The Origins of Excellence

No one attends ClickerExpo to learn to be a mediocre trainer. We come because we are curious, because we love to learn, because we want a deeper connection with our animals.

We don’t want to be just good trainers. We want to be GREAT trainers. The question is, how do we improve our skills? If someone keeps practicing clicking the clicker, will that get the person to his/her goals? In his book Perfect Practice, Doug Lemov makes a great statement: "Practice doesn’t make perfect. Practice makes permanent." Think of some of the things you do every day, such as brushing your teeth. You have done this multiple times every day, all your life, and how good are you at it really? Do your teeth-brushing skills continue to improve? Doing something over and over again does not guarantee that you’ll get better. In fact, what it guarantees is that your mistakes will become more deeply entrenched.

Reach into your pocket ahead of the click, and that habit pattern will become locked in and harder to break. You can practice every day with your horse, your dog, your guinea pig, but if you are practicing skills that have errors built into them, the errors are what you will make permanent.

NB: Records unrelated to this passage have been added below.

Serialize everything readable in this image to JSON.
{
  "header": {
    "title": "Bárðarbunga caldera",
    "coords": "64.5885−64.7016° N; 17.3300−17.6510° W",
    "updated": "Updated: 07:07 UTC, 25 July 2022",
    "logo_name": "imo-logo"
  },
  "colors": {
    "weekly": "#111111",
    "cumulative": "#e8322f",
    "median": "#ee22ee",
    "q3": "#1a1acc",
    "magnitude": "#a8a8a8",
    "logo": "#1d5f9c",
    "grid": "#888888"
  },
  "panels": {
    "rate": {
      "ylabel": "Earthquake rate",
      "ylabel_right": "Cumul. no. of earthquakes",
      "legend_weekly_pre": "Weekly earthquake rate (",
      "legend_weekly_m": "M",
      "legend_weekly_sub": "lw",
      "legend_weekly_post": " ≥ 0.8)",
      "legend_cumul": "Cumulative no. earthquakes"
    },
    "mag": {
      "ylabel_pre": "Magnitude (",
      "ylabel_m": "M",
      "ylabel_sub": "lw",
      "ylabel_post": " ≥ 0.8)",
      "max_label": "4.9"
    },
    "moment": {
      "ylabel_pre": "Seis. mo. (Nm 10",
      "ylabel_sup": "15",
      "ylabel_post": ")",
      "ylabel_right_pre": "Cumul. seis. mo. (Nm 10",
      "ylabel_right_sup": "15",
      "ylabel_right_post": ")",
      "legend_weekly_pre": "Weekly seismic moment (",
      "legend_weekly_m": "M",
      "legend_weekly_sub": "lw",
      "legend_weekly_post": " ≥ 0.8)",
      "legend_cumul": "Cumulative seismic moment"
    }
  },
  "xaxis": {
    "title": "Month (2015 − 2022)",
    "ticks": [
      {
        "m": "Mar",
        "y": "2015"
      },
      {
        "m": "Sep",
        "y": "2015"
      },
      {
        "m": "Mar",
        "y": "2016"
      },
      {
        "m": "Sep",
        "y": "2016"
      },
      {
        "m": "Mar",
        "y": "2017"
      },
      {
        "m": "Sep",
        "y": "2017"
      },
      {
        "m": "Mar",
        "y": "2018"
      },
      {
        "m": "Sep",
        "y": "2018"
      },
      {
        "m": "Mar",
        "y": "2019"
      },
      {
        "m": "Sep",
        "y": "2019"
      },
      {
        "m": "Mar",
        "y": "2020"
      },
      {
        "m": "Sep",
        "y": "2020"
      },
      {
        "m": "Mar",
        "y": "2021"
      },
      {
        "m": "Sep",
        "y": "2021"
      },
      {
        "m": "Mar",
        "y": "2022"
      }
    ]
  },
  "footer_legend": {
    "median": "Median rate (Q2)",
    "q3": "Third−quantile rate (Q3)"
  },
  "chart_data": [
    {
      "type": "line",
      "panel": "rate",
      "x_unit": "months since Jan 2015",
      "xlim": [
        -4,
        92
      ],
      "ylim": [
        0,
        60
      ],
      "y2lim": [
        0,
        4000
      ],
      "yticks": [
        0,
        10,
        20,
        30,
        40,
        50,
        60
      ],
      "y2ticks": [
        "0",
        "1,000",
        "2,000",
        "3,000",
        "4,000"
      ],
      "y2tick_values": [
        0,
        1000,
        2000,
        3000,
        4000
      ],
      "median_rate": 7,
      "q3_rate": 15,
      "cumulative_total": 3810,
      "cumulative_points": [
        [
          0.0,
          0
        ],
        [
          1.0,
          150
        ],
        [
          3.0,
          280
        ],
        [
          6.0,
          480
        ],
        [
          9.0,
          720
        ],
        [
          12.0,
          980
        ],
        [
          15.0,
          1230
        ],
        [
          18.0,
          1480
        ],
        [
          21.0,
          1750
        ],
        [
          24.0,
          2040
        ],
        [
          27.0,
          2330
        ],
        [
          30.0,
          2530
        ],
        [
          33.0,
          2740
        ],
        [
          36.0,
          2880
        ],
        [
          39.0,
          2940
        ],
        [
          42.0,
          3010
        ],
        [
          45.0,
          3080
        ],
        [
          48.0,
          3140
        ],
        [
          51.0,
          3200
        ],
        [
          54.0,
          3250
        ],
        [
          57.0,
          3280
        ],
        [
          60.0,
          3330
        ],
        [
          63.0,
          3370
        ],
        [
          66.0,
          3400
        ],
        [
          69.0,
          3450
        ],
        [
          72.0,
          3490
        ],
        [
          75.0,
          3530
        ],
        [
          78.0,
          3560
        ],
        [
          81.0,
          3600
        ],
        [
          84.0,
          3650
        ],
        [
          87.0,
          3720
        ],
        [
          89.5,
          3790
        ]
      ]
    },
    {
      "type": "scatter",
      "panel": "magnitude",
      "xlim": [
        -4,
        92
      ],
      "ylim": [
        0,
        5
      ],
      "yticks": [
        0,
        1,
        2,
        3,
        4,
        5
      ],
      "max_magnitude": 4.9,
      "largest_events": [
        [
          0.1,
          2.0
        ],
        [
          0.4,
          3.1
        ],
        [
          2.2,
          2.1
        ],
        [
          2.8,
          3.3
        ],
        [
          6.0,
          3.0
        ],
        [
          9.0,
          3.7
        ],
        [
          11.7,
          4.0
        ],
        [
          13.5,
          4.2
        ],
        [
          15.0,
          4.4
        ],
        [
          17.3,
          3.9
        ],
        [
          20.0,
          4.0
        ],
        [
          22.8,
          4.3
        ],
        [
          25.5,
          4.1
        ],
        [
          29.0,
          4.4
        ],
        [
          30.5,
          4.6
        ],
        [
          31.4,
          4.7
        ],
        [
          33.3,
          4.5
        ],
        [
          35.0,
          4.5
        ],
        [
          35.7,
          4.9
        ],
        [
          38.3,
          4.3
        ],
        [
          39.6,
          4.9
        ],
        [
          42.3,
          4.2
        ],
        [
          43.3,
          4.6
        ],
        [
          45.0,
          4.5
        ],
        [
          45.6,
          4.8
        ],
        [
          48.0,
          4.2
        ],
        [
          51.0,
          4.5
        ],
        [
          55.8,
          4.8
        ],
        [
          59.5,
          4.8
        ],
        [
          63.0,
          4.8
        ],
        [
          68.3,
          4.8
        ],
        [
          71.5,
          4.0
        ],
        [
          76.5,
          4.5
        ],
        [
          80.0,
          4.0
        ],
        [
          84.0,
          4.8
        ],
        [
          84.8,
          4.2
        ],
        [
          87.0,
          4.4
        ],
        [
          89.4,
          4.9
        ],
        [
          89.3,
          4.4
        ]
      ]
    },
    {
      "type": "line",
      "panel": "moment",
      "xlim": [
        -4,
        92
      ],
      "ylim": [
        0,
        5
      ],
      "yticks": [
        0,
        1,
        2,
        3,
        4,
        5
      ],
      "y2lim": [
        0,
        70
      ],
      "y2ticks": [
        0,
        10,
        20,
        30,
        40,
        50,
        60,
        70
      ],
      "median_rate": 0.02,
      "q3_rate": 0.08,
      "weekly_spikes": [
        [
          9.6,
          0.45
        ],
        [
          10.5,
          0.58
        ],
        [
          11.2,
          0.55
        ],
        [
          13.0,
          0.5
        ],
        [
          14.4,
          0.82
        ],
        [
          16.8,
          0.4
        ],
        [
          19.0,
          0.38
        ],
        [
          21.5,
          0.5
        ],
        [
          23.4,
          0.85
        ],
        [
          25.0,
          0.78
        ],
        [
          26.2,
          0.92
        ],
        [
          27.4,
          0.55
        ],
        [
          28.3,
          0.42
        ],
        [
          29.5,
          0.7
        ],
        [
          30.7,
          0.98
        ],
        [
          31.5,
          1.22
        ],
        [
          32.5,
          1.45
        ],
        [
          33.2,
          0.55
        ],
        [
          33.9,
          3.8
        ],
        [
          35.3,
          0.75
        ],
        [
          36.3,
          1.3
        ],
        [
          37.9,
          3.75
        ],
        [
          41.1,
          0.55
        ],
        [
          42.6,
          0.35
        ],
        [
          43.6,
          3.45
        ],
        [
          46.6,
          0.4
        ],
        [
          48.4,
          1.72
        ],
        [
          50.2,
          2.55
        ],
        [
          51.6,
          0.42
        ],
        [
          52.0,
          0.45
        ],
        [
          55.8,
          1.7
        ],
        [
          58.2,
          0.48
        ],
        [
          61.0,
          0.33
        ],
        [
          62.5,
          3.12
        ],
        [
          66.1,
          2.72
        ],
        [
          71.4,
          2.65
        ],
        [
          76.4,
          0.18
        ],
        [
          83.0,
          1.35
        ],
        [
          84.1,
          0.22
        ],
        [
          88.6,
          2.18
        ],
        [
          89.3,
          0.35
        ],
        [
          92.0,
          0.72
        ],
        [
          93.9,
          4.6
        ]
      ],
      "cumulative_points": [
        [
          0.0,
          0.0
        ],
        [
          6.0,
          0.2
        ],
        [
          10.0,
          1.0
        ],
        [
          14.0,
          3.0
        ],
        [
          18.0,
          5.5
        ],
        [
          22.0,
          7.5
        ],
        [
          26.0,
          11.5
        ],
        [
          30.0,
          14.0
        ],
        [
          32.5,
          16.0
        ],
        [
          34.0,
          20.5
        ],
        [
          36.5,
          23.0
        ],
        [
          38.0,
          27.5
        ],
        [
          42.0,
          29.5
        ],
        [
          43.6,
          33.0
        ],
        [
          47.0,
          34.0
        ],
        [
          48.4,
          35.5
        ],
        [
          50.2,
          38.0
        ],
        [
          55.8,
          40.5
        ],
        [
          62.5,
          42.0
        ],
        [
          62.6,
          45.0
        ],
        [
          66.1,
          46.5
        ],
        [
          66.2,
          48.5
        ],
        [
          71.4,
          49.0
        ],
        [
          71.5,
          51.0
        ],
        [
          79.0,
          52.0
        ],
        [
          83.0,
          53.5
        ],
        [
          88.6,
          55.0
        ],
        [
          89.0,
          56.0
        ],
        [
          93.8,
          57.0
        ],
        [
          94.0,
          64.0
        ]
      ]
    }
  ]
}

So, what is the solution? Where does excellence come from? Is it simply a gift the lucky few are born with, or is it something that can be nurtured and developed? If so, how? Those are the questions we’ll be exploring in this Session as we look at some of the new findings in neuroscience that provide powerful metaphors for changing habit patterns. These metaphors lead to practice techniques that develop excellence. We’ll be looking at techniques that don’t just make skills permanent. They make them better. The good news is the techniques aren’t just for the lucky few. They are for everyone.

Alexandra Kurland

Alexandra Kurland began her instructional career as a dressage rider and teacher and as an accredited TTouch Practitioner. In 1998 she launched the rapidly growing field of clicker training for horses with the publication of her first book, Clicker Training for Your Horse. Alexandra teaches clicker training geared to any horse need or sport—including developing a gentle and companionable riding horse, halter training foals, training advanced performance horses, and reforming difficult and unmanageable horses. She travels widely, giving clicker training seminars in the US, Canada, the UK and Europe. Several years ago, Alexandra trained a miniature horse, Panda, to serve as the guide animal for a blind owner.

A graduate of Cornell University, Alexandra has written The Click That Teaches: A Step–By–Step Guide in Pictures and has also produced The Click That Teaches DVD lesson series and is presently at work on new books and videos.